O Tribunal Regional Federal determinou, dia 18 de agosto de 2025, que o Google implemente, no prazo de 60 dias, novas medidas no YouTube para coibir práticas de publicidade consideradas abusivas envolvendo crianças. A decisão atende parcialmente a um pedido do Ministério Público Federal (MPF) de 2016, que ganhou força após a publicação de um vídeo do influenciador Felca sobre adultização nas redes sociais.
Publicado em 8 de agosto, o vídeo expõe o modus operandi de responsáveis por mini influenciadores que exploram a imagem de crianças em busca de engajamento e lucro. Com a presença de uma psicóloga, Felca ainda levanta o debate de como a adultização pode contribuir para que essas crianças se tornem adultos disfuncionais. A denúncia evidencia não apenas a responsabilidade dos responsáveis legais, mas também a das plataformas que permitem, e lucram, com esse tipo de exploração.
Segundo especialistas, os algoritmos analisam métricas de navegação dos usuários, como tempo de retenção, curtidas e comentários, e passam a recomendar vídeos com características semelhantes aos que despertaram interesse anteriormente. Esse ciclo cria um mecanismo de incentivo: quanto mais engajamento, maior a monetização, mais publicidade e, consequentemente, mais exploração de conteúdo. Assim, produções criadas com um propósito específico acabam chegando a públicos totalmente diferentes, enquanto a lógica algorítmica segue reforçando comportamentos prejudiciais sem qualquer responsabilidade pelo impacto sobre as crianças.
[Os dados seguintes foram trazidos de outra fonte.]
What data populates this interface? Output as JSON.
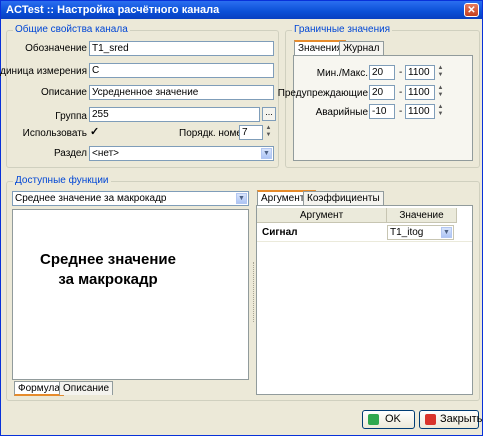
{
  "window": {
    "title": "ACTest :: Настройка расчётного канала",
    "close_glyph": "✕"
  },
  "general": {
    "legend": "Общие свойства канала",
    "designation_label": "Обозначение",
    "designation_value": "T1_sred",
    "unit_label": "Единица измерения",
    "unit_value": "С",
    "description_label": "Описание",
    "description_value": "Усредненное значение",
    "group_label": "Группа",
    "group_value": "255",
    "group_browse": "...",
    "use_label": "Использовать",
    "use_checked": "✓",
    "order_label": "Порядк. номер",
    "order_value": "7",
    "section_label": "Раздел",
    "section_value": "<нет>"
  },
  "limits": {
    "legend": "Граничные значения",
    "tabs": [
      "Значения",
      "Журнал"
    ],
    "rows": [
      {
        "label": "Мин./Макс.",
        "min": "20",
        "max": "1100"
      },
      {
        "label": "Предупреждающие",
        "min": "20",
        "max": "1100"
      },
      {
        "label": "Аварийные",
        "min": "-10",
        "max": "1100"
      }
    ],
    "dash": "-"
  },
  "functions": {
    "legend": "Доступные функции",
    "selected": "Среднее значение за макрокадр",
    "preview_text": "Среднее значение за макрокадр",
    "bottom_tabs": [
      "Формула",
      "Описание"
    ],
    "right_tabs": [
      "Аргументы",
      "Коэффициенты"
    ],
    "grid_headers": [
      "Аргумент",
      "Значение"
    ],
    "grid_rows": [
      {
        "argument": "Сигнал",
        "value": "T1_itog"
      }
    ]
  },
  "buttons": {
    "ok": "OK",
    "close": "Закрыть"
  },
  "colors": {
    "accent": "#0046d5",
    "title_bar": "#0a4fd6",
    "ok_icon": "#2fa84f",
    "close_icon": "#d9342b"
  }
}
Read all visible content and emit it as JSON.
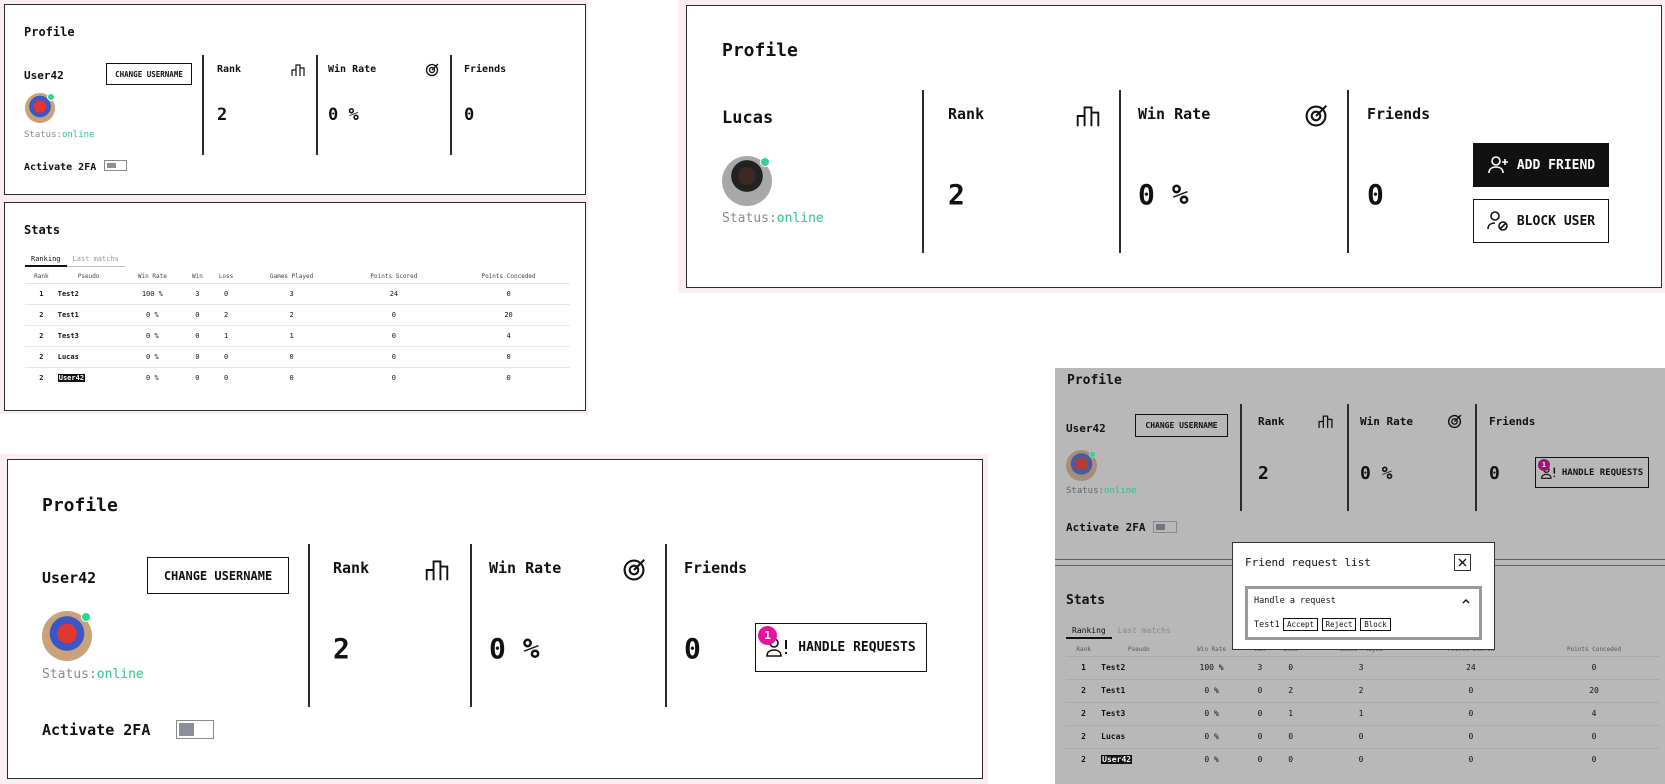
{
  "profile": {
    "title": "Profile",
    "username": "User42",
    "change_username_label": "CHANGE USERNAME",
    "status_prefix": "Status:",
    "status_value": "online",
    "activate_2fa_label": "Activate 2FA",
    "rank_label": "Rank",
    "rank_value": "2",
    "win_rate_label": "Win Rate",
    "win_rate_value": "0 %",
    "friends_label": "Friends",
    "friends_value": "0",
    "handle_requests_label": "HANDLE REQUESTS",
    "requests_badge": "1"
  },
  "other_profile": {
    "title": "Profile",
    "username": "Lucas",
    "status_prefix": "Status:",
    "status_value": "online",
    "rank_label": "Rank",
    "rank_value": "2",
    "win_rate_label": "Win Rate",
    "win_rate_value": "0 %",
    "friends_label": "Friends",
    "friends_value": "0",
    "add_friend_label": "ADD FRIEND",
    "block_user_label": "BLOCK USER"
  },
  "stats": {
    "title": "Stats",
    "tabs": [
      "Ranking",
      "Last matchs"
    ],
    "columns": [
      "Rank",
      "Pseudo",
      "Win Rate",
      "Win",
      "Loss",
      "Games Played",
      "Points Scored",
      "Points Conceded"
    ],
    "rows": [
      [
        "1",
        "Test2",
        "100 %",
        "3",
        "0",
        "3",
        "24",
        "0"
      ],
      [
        "2",
        "Test1",
        "0 %",
        "0",
        "2",
        "2",
        "0",
        "20"
      ],
      [
        "2",
        "Test3",
        "0 %",
        "0",
        "1",
        "1",
        "0",
        "4"
      ],
      [
        "2",
        "Lucas",
        "0 %",
        "0",
        "0",
        "0",
        "0",
        "0"
      ],
      [
        "2",
        "User42",
        "0 %",
        "0",
        "0",
        "0",
        "0",
        "0"
      ]
    ]
  },
  "friend_modal": {
    "title": "Friend request list",
    "section_label": "Handle a request",
    "requester": "Test1",
    "accept_label": "Accept",
    "reject_label": "Reject",
    "block_label": "Block"
  },
  "colors": {
    "online": "#2fbf8a",
    "badge": "#e5159b",
    "overlay": "#b8b8b8",
    "frame_tint": "#fbeef3"
  },
  "icons": [
    "podium-icon",
    "target-icon",
    "user-plus-icon",
    "user-block-icon",
    "user-alert-icon",
    "close-icon",
    "chevron-up-icon"
  ]
}
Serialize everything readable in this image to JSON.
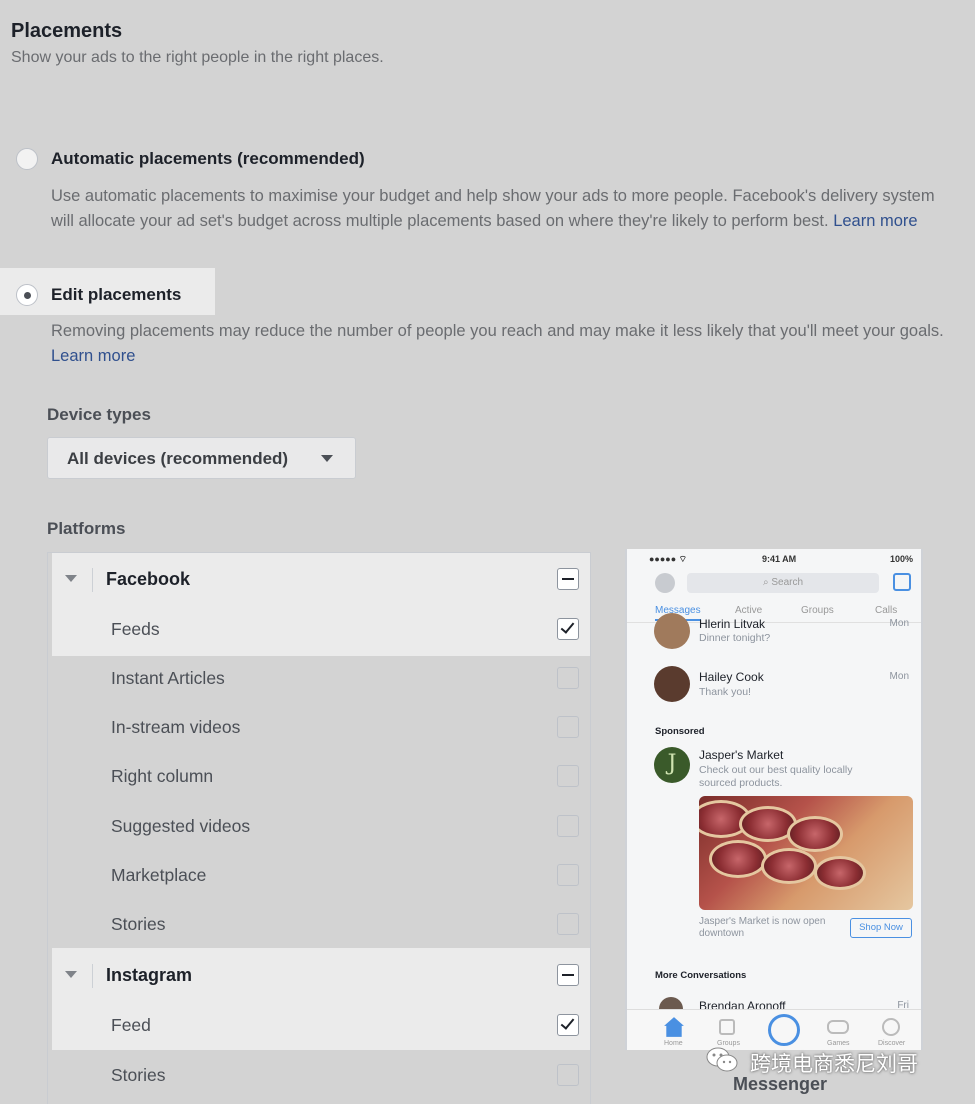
{
  "header": {
    "title": "Placements",
    "subtitle": "Show your ads to the right people in the right places."
  },
  "placement_options": {
    "automatic": {
      "label": "Automatic placements (recommended)",
      "selected": false,
      "description": "Use automatic placements to maximise your budget and help show your ads to more people. Facebook's delivery system will allocate your ad set's budget across multiple placements based on where they're likely to perform best.",
      "learn_more": "Learn more"
    },
    "edit": {
      "label": "Edit placements",
      "selected": true,
      "description": "Removing placements may reduce the number of people you reach and may make it less likely that you'll meet your goals.",
      "learn_more": "Learn more"
    }
  },
  "device_types": {
    "label": "Device types",
    "selected": "All devices (recommended)",
    "icon": "caret-down-icon"
  },
  "platforms": {
    "label": "Platforms",
    "groups": [
      {
        "name": "Facebook",
        "state": "partial",
        "items": [
          {
            "label": "Feeds",
            "checked": true
          },
          {
            "label": "Instant Articles",
            "checked": false
          },
          {
            "label": "In-stream videos",
            "checked": false
          },
          {
            "label": "Right column",
            "checked": false
          },
          {
            "label": "Suggested videos",
            "checked": false
          },
          {
            "label": "Marketplace",
            "checked": false
          },
          {
            "label": "Stories",
            "checked": false
          }
        ]
      },
      {
        "name": "Instagram",
        "state": "partial",
        "items": [
          {
            "label": "Feed",
            "checked": true
          },
          {
            "label": "Stories",
            "checked": false
          }
        ]
      }
    ]
  },
  "preview": {
    "status_bar": {
      "carrier": "●●●●● ⌔",
      "time": "9:41 AM",
      "battery": "100%"
    },
    "search_placeholder": "Search",
    "tabs": [
      "Messages",
      "Active",
      "Groups",
      "Calls"
    ],
    "active_tab": "Messages",
    "conversations": [
      {
        "name": "Hlerin Litvak",
        "preview": "Dinner tonight?",
        "time": "Mon"
      },
      {
        "name": "Hailey Cook",
        "preview": "Thank you!",
        "time": "Mon"
      }
    ],
    "sponsored_label": "Sponsored",
    "ad": {
      "advertiser": "Jasper's Market",
      "text": "Check out our best quality locally sourced products.",
      "caption": "Jasper's Market is now open downtown",
      "cta": "Shop Now",
      "logo_letter": "J"
    },
    "more_label": "More Conversations",
    "more_conversation": {
      "name": "Brendan Aronoff",
      "time": "Fri"
    },
    "bottom_nav": [
      "Home",
      "Groups",
      "",
      "Games",
      "Discover"
    ],
    "caption": "Messenger"
  },
  "watermark": {
    "text": "跨境电商悉尼刘哥",
    "icon": "wechat-icon"
  },
  "colors": {
    "background": "#e5e5e5",
    "highlight": "#ffffff",
    "link": "#30508e",
    "messenger_blue": "#4a90e2"
  }
}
Na decisão do TRF sobre o Google, o juiz federal Gláucio Maciel entendeu que não se trata de impor controle prévio sobre os conteúdos publicados por usuários em plataformas do Google, mas de criar mecanismos de alerta e denúncia visando proteger as crianças. A empresa terá 60 dias para implementar um aviso visual ostensivo na página inicial do YouTube, ou em todos os vídeos, informando sobre a proibição de publicidade protagonizada por crianças ou direcionada ao público infantil, além de criar um campo específico na página de denúncias para esse tipo de caso
A decisão chega em um momento importante, quando o Brasil dá novos passos na regulação do ambiente digital voltado a menores. Sancionada em 17 de setembro, a Lei 15.211/25, conhecida como ECA Digital, representa um avanço significativo na proteção dos direitos de crianças e adolescentes online. Inspirada no Estatuto da Criança e do Adolescente, a legislação impõe uma série de obrigações a empresas de tecnologia, desenvolvedores de aplicativos e provedores de serviços digitais.
A nova lei exige que as plataformas disponibilizem ferramentas eficazes e de fácil acesso, em português, que permitam aos pais e responsáveis controlar compras, configurações e tempo de tela. Além disso, as empresas devem remover e reportar às autoridades conteúdos com indícios de exploração, abuso sexual, sequestro ou aliciamento de menores, e estão proibidas de tratar dados pessoais de crianças e adolescentes com a finalidade de publicidade direcionada.
Essa mobilização do Estado brasileiro busca impedir que crianças sejam exploradas diante das câmeras quando deveriam estar protegidas longe delas. Em um contexto em que a infância é constantemente ameaçada e a internet opera em uma “zona cinzenta” da lei, decisões judiciais e legislações específicas representam passos fundamentais para trazer mais segurança a esse ambiente. Combater a exploração infantil na internet significa enfrentar não apenas os produtores de conteúdo, mas também as empresas que lucram com isso e que, por isso, devem ser responsabilizadas.
Embora o desafio seja grande, decisões como essa mostram que a sociedade começa a se mover para proteger aquilo que tem de mais valioso: a infância. A criação de mecanismos de denúncia, a regulamentação das plataformas e a responsabilização das empresas representam não só avanços legais, mas também um sinal de que a infância pode voltar a ser sinônimo de cuidado, brincadeira e liberdade, mesmo em um mundo cada vez mais digital. Proteger crianças e adolescentes no mundo online é tão importante quanto fazê-lo no mundo físico.